Но рациональный ум обычно не решает, какие эмоции мы «должны» испытывать. Вместо этого чувства, как правило, приходят к нам как fait accompli. Что рациональный ум обычно контролирует, так это протекание этих реакций. За несколькими исключениями мы не решаем, когда нам впадать в ярость, печалиться и т.д.

Условная, по-детски невинная реальность

Эмоциональному уму свойственна ассоциативная логика; он воспринимает элементы, которые символизируют реальность или вызывают воспоминание о ней, чтобы быть таким же, как эта реальность. Вот почему сравнения, метафоры и образы обращаются непосредственно к эмоциональному уму, точно так же, как и искусство — романы, фильмы, поэзия, песни, театр, опера. Великие духовные учителя, такие как Будда и Иисус, трогали сердца своих учеников, говоря на языке эмоций, обучая их с помощью притч, преданий и сказок. И в самом деле, религиозные символ и ритуал не имеют почти никакого смысла с рациональной точки зрения; они выражаются на языке сердца.

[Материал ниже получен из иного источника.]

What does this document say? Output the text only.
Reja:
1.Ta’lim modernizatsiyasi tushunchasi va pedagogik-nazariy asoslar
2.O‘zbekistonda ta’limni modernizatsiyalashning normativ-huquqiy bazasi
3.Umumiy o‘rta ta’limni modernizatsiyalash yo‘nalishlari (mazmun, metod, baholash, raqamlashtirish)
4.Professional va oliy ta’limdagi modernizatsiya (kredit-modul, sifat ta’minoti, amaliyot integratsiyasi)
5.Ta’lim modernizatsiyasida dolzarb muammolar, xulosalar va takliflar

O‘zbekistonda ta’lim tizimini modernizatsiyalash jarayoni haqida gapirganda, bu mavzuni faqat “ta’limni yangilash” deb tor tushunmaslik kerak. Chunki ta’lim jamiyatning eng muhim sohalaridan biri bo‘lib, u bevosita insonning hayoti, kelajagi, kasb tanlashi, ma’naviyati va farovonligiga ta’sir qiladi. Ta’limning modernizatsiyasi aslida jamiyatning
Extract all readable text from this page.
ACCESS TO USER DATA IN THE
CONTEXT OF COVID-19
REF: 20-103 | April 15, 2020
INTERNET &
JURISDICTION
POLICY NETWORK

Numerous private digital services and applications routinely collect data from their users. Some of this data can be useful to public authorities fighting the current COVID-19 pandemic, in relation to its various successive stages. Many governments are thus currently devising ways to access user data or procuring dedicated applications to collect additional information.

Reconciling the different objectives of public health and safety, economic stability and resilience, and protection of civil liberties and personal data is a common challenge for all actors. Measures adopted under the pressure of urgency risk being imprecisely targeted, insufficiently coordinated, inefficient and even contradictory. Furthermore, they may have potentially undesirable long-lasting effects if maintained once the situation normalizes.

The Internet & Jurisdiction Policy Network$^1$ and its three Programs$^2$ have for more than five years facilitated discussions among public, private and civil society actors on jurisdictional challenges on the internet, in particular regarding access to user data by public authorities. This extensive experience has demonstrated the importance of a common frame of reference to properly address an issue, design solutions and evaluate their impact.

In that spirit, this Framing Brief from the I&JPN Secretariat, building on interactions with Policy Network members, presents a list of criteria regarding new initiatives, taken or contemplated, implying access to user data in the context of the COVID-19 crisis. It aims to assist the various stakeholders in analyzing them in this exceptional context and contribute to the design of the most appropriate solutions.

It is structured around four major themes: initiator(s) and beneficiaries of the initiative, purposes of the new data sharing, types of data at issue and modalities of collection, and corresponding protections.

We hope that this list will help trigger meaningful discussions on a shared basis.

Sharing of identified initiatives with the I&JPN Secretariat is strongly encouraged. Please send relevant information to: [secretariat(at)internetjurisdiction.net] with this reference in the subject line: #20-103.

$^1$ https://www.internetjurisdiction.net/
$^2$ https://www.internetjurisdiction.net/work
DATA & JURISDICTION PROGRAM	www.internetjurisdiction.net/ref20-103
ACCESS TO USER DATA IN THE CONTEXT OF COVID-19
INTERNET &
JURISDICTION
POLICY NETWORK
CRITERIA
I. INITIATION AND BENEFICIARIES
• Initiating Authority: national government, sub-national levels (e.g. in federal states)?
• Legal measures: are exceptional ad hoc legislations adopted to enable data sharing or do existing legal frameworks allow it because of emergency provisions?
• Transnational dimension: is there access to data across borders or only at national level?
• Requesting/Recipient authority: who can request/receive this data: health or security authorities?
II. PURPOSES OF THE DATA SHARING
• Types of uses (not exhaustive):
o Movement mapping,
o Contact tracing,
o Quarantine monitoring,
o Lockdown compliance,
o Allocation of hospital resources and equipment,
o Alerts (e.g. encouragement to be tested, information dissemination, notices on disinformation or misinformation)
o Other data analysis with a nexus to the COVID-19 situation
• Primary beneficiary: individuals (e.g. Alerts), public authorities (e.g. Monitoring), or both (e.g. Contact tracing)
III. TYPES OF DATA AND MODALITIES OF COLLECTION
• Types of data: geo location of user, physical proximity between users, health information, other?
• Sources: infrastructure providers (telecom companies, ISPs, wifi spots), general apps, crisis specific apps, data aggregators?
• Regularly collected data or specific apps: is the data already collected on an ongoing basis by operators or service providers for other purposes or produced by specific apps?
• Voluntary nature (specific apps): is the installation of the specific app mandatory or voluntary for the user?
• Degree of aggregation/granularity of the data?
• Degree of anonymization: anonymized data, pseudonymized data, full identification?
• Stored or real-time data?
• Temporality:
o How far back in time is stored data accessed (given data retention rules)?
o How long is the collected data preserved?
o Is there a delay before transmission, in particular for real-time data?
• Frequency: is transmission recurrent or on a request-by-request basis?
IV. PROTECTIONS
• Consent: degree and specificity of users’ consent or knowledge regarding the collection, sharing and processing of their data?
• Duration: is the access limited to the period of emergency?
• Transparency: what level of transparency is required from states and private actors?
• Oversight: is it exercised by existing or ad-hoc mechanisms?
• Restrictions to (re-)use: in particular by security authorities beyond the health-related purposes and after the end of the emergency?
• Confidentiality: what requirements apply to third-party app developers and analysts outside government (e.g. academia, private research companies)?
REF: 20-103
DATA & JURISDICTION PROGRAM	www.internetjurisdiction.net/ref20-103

Эта логика сердца — эмоционального ума — хорошо изложена Фрейдом в его концепции мышления по типу «первичного процесса»; логика религии и поэзии, психоза и детей, сна и мифа (как сформулировал Джозеф Кемпбелл, «сновидения — личные мифы; мифы — разделенные сновидения»). Первичный процесс — ключ к пониманию смысла таких произведений, как «Улисс» Джеймса Джойса: при мышлении типа первичного процесса свободные ассоциации определяют течение повествования; один объект символизирует другой; одно чувство вытесняет другое и представляет его; целое конденсируется в частях. Времени не существует, нет никаких законов причины и следствия. В первичном процессе нет даже такого понятия, как «Нет»; возможно все. Отчасти психоаналитический метод представляет собой искусство расшифровывать и разгадывать смысл этих заменителей.

Если эмоциональный ум следует этой логике и ее правилам, заменяя один элемент другим, то вовсе не обязательно определять вещи с помощью их объективных особенностей: какое значение имеет то, как они воспринимаются; вещи таковы, какими кажутся. То, что что-то нам напоминает, может оказаться гораздо более важным, чем то, что это «есть на самом деле». В эмоциональной жизни отличительные черты фактически могут походить на голограмму в том смысле, что одна-единственная деталь заставляет вспомнить целое. Как указывал Сеймур Эпштейн, в то время как рациональный ум устанавливает логические связи между причинами и следствиями, эмоциональный ум не проводит различий, соединяя вещи, которые просто-напросто имеют сходные, привлекающие внимание черты.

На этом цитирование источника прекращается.